WaPo | There are no children at the residence, the lead officer assures his
colleagues. (There were.) There would be a significant quantity of
illegal drugs at the house, another says. (There weren’t.) The tactical
team then proceeds to raid the home of a black family in Richland
County. Most officers storm the front door with their guns while one
shatters some side windows as a distraction. Minutes go by. The
officers’ body language eventually shows signs of frustration as their
search for contraband continues to come up empty. Finally, someone finds
a book bag with traces of marijuana at the bottom — not enough to
smoke, much less sell. They arrest a young black man with long braids
for possession.
“I never one time said you’re a bad person,” the
lead officer tells his arrestee, with an odd cordiality. “I just have a
job to do, and you happen to be in the middle of it.”
The officer
also seems to know that the man is a student at a local technical
college. He’s working toward a degree in construction. The man also runs
a landscaping company to help pay for his education. The man later
tells the officer that he was on his way to pick up some lawnmowers that
morning. Knowing that he’s about to be arrested, he asks the officer if
he could tell his employee that he was arrested and won’t be able to
pick up the lawnmowers. He then gives the officer $876 in cash and asks
it to give it to his employee to go pick up the mowers, along with a
weed-eater.
Instead, the officer confiscates the money under
civil asset forfeiture laws. There is no obvious connection between the
money and the pot residue. The man volunteered the cash, mostly because
he didn’t want his arrest to hurt his business.

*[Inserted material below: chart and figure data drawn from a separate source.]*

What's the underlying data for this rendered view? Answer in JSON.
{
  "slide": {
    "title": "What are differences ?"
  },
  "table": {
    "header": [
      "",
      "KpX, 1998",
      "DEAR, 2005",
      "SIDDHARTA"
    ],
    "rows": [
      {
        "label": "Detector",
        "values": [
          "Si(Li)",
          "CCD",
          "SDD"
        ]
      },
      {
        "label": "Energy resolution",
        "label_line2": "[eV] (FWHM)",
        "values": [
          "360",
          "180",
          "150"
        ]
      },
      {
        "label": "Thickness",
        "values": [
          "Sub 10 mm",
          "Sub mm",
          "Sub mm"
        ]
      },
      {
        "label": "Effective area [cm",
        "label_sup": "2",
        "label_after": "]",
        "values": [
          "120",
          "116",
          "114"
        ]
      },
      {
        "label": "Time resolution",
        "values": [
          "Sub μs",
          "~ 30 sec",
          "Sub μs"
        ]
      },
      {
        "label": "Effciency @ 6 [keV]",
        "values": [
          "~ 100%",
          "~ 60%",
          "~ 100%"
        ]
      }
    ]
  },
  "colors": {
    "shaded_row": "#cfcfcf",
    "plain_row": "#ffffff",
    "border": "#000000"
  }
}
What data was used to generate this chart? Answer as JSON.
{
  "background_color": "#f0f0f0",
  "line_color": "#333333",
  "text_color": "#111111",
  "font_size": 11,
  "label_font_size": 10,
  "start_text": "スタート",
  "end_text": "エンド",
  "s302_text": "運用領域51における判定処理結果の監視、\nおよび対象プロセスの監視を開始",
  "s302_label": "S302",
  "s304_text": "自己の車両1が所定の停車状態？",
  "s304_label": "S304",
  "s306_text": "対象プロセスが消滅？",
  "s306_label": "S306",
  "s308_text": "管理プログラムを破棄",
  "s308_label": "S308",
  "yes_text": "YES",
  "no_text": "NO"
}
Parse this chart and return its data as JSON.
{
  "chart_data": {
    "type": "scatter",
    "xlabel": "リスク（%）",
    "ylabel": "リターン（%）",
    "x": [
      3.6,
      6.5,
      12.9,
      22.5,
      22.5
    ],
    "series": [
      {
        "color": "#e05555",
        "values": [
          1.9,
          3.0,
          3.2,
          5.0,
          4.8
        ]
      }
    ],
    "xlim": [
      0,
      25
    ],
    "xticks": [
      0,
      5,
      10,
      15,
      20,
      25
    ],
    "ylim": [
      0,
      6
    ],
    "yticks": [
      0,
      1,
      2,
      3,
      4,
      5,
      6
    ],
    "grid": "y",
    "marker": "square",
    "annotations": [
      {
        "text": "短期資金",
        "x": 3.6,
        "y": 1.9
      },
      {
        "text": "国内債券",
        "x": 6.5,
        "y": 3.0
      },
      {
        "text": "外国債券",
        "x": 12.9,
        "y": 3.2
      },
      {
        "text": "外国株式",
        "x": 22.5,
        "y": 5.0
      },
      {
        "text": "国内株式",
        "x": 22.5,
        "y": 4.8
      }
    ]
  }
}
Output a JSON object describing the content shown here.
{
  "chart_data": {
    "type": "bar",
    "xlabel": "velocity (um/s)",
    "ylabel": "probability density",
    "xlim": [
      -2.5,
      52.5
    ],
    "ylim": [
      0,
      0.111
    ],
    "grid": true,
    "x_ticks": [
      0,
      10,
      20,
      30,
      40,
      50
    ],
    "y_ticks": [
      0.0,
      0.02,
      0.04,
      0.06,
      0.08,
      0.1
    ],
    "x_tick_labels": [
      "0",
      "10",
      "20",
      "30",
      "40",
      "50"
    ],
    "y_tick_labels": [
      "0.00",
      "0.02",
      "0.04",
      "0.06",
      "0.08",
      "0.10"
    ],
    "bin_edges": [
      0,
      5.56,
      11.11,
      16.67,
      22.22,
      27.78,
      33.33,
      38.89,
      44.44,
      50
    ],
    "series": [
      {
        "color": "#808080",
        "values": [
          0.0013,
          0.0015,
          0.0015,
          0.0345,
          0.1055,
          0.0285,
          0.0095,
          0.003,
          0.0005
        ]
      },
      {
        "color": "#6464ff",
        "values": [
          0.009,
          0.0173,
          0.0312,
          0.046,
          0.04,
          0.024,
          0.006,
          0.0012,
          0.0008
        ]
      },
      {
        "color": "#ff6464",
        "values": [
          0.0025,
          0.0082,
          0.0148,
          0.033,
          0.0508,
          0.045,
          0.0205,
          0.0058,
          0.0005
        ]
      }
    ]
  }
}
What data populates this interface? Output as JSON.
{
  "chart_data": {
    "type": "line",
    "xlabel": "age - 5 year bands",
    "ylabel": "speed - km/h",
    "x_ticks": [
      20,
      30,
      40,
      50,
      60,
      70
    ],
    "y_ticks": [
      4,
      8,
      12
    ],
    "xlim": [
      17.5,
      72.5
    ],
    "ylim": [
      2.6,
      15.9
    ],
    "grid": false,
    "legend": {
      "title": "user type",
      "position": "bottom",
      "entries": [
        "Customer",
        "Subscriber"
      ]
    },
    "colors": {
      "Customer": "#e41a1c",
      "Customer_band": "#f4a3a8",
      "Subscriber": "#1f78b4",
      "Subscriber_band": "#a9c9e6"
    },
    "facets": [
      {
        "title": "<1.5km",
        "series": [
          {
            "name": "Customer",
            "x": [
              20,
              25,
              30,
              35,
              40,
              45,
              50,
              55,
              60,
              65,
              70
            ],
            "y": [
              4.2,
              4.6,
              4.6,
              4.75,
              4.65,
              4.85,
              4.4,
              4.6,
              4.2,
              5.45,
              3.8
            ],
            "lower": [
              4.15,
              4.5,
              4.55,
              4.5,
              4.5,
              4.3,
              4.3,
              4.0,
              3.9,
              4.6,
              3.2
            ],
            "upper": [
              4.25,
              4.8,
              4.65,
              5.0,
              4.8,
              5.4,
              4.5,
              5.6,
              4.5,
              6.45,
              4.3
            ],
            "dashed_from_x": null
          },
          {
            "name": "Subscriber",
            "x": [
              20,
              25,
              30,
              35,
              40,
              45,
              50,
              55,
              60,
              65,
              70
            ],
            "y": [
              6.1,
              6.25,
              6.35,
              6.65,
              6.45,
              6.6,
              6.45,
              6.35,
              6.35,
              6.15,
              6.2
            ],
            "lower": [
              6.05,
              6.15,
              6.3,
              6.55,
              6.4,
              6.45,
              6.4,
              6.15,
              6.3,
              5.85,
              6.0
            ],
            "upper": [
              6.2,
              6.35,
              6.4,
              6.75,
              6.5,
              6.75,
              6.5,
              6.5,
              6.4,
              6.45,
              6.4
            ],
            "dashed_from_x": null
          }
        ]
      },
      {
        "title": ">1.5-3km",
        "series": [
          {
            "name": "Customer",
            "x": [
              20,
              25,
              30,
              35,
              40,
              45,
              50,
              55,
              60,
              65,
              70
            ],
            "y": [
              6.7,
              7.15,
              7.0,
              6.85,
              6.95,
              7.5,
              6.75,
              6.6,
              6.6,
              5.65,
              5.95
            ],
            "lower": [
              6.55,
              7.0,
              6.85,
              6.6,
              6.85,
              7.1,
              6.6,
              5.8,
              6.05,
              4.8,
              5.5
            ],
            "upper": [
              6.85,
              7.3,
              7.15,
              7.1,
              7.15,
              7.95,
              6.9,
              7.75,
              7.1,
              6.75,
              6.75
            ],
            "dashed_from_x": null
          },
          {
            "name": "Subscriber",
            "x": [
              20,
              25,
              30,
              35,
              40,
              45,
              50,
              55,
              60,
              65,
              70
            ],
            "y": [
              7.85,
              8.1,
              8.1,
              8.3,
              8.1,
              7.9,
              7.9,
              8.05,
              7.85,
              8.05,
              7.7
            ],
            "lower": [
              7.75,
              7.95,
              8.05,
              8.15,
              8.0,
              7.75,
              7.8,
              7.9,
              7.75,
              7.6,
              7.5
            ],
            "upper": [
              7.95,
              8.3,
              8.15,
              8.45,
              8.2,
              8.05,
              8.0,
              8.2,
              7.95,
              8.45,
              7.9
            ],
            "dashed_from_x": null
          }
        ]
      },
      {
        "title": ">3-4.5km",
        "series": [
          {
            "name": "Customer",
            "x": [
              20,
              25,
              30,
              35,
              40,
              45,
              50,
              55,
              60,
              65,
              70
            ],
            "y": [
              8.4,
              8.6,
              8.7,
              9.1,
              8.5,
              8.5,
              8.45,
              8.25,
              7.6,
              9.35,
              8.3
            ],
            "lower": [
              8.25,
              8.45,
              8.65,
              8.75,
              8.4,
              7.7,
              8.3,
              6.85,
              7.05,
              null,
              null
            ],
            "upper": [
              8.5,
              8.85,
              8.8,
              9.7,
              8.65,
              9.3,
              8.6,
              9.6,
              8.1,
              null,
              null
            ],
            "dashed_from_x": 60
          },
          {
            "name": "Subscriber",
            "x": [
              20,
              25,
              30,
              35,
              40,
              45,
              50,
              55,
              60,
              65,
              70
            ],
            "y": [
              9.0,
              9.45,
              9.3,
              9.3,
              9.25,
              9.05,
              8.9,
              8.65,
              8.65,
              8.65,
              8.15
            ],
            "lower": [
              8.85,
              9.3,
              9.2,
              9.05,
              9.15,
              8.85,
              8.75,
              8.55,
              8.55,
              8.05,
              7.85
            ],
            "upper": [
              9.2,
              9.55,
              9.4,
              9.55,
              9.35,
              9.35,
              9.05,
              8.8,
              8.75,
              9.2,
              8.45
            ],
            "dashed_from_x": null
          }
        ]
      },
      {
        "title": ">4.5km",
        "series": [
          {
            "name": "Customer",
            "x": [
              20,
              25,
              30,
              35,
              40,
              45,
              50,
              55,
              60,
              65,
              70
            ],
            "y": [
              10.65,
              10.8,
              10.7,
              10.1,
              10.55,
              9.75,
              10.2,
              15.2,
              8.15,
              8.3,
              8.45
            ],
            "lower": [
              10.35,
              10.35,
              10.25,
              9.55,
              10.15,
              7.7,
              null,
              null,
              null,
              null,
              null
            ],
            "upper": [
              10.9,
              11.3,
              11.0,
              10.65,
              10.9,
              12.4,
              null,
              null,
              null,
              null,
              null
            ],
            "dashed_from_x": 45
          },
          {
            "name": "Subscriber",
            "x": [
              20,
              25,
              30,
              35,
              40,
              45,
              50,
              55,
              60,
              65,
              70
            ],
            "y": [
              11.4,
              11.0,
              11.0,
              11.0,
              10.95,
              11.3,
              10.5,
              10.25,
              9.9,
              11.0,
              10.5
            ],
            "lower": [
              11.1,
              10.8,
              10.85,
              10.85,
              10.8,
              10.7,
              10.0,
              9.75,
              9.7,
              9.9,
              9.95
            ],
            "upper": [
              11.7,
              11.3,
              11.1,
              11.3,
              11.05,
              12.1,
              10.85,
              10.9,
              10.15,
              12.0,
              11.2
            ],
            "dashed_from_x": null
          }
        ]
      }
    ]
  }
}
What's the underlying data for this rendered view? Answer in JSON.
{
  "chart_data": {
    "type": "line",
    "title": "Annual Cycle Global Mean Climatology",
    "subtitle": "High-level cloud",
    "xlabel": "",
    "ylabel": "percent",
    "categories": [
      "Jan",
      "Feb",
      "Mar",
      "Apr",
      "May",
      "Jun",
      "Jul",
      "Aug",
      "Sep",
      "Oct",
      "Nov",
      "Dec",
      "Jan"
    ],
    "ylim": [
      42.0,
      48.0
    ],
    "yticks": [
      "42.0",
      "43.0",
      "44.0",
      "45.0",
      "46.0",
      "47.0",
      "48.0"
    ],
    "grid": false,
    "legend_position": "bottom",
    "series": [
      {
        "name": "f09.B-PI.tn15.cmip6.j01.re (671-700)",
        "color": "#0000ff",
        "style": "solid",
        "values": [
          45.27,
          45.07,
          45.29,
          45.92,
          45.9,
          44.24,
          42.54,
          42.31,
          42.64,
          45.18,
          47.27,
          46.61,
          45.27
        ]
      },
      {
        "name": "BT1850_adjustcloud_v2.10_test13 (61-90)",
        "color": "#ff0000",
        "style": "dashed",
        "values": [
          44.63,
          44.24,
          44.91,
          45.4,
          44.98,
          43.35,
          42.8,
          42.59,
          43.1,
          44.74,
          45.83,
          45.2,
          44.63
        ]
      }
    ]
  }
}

In doing so, he provided
ample evidence that the cash had nothing to do with illegal activity.
Still, if unchallenged, the $876 will go back to the Richland County
Sheriff’s Department, even if the man is never charged with a crime. The
cost of hiring an attorney for such a challenge would likely exceed
$876.
Meanwhile, the man’s father asks the officers whether the
police would pay for the windows they just shattered. The lead officer
tells him that breaking the windows was a tactic, then adds, “The moral
of the story is, don’t sell drugs from your residence.” Perhaps
realizing that he had no evidence for what he had just accused the man
of doing, he tried to correct himself. “I didn’t say you were actually
doing it, I just said — said you were associated with … ” and then
there’s some mumbling.
The striking thing about the footage is, again, the utter mundanity
of the raid. A family was just violently raided over an immeasurable
amount of pot. A man was arrested over that pot. The money he needed for
his business was taken from him. Yet there’s no shame or embarrassment
from the officers. There’s no panic that the whole thing was captured on
video. That’s when it hits you. They don’t think they’ve made a
mistake. This is what they do. The lead officers later tells
the camera, matter-of-factly, that the raid turned up “a personal use
amount of marijuana.” Perhaps realizing that he was also on camera back
at the police station promising a much larger stash of drugs, he adds,
“It happens. Drug warrants are, you know, 50-50.”
The documentary
also eschews voice-overs and talking heads and simply lets law
enforcement officers speak for themselves. You don’t need a civil
rights activist or ACLU attorney to tell you about the threats posed by
militaristic, aggressive policing when law enforcement officers can make
the point unintentionally — and thus more powerfully and persuasive —
when they’re speaking freely.
For example, the directors attended
one of the many SWAT competitions across the country. One SWAT cop
officer reflected on his first raid. “I was just trying not to smile. I
thought it was so fun. I thought it was so cool,” he says. Since then,
he says, he always loves to watch the “SWAT pups” (his term for
first-year SWAT officers) on their first raid. “They’re always just
smiling from ear to ear. They’re just on top of the world.” At risk of
stating the obvious, the officers he’s describing are about to stage an
armed, potentially lethal invasion of a private residence.